In the days before Friday’s US Employment report, the USD Index was trading near a 2.5 year high just over 97.60.
However, the US Government shutdown in January combined with extremely cold weather during the reporting period sank the headline new jobs number down to 20,000 versus the consensus estimate of 180,000.
There’s little doubt that this number will be revised higher next month due to seasonal factors. And with the Unemployment rate dipping back to 3.8% while weekly earnings matched a cyclical high of .4%, this data set is unlikely to leave a negative impression on the FOMC Governors in terms of their next policy move.
In a broad sense, even though the USD Index gave back some of last week’s gains, it was not technically damaged by the weaker-than-expected headline payroll data.
It’s not unusual for Forex traders to see less currency volatility in the week after the US payroll report. As such, we will review some technical levels which may offer some opportunities over the course of this week.
With several votes scheduled in the UK Parliament this week, the Sterling could be the most active currency during the next few sessions. After posting a high of 1.3350 on February 27th, the GBP/USD has traded lower in seven of the last eight trading days.

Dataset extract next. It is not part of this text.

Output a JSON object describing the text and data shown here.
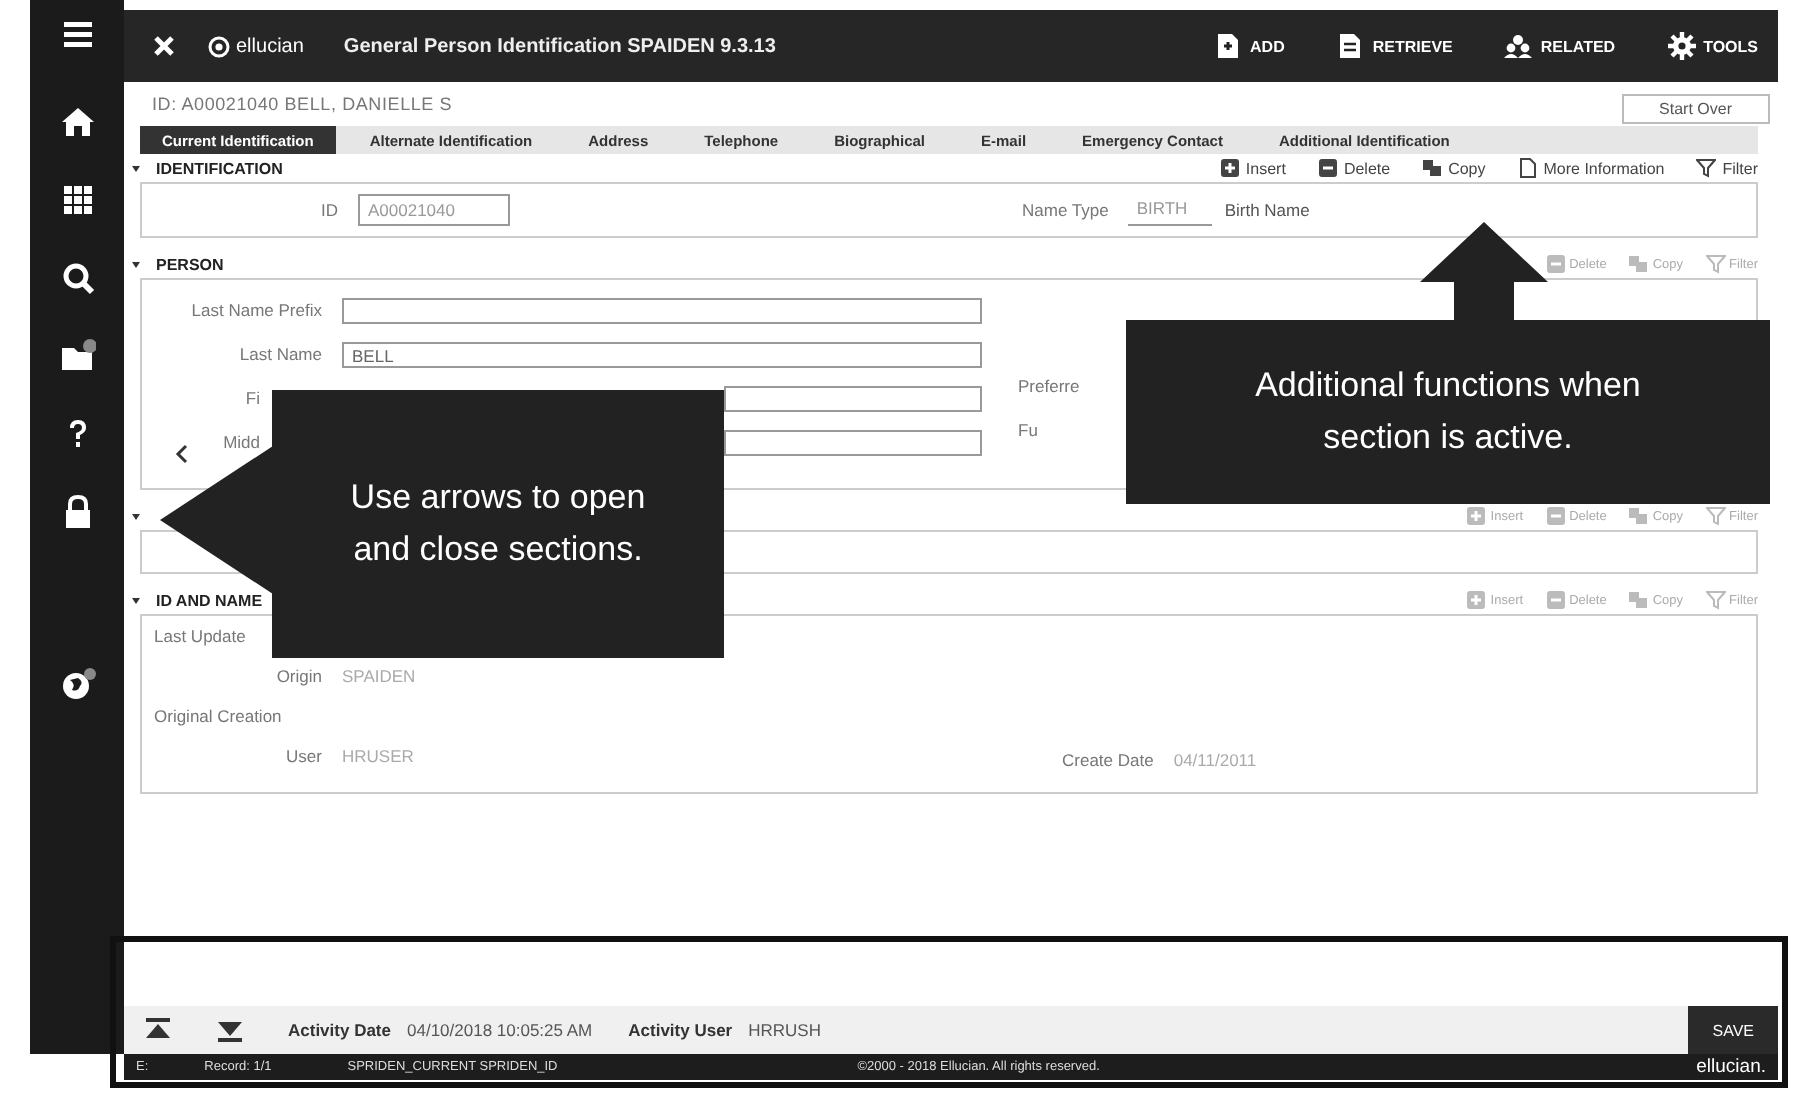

The daily RSI and MACDs are pointing lower and the next key support level is near 1.2860.
Our initial target of 1.3060 was hit, which closed out our short position from 1.3225 with a nice profit. We suggest short-term traders can look to buy GBP/USD at 1.2740 with an initial target of 1.3025 and a 1.2630 stop.
Even after Friday’s 40 point rebound on the weaker US Jobs report, the EUR/USD still posted a 160 point (1.3%) loss for the week. The bounce off the 1.1175 low has lifted the daily RSI from 30.00 to 39.50. The pair has now traded below the 30-day moving average of 1.1340 for the last five sessions and would need to trade above 1.1300 to neutralise the downside momentum.
We see scope for a few sessions of consolidation before carving out new lows for the move near 1.1050. We are currently short from 1.1445 and suggest adding to short positions at 1.1285, with an initial target of 1.1135 and a 1.1360 stop.
The Aussie Dollar tested the .7000 level last week for the first time since the “flash crash” in early January. A key retracement level from the low of .6740 posted that day can be found at .6950. We see scope for a correction back into the .7075-.7100 range before moving back toward the January lows.
We are currently short from .7145 and suggest adding to short positions at .7095 with and initial of .6960 and a .7185 stop.
The USD/JPY ended a month long advance with a 100 point loss last week. The pair traded through the 20-day moving average and reached a low of 110.75 before recovering into the weekend. The Bank of Japan meets on Friday but we don’t expect any new policy signals.
We are currently short from 111.70 and suggest adding to short positions at 111.60 with an initial target of 109.70 and a 112.85 stop.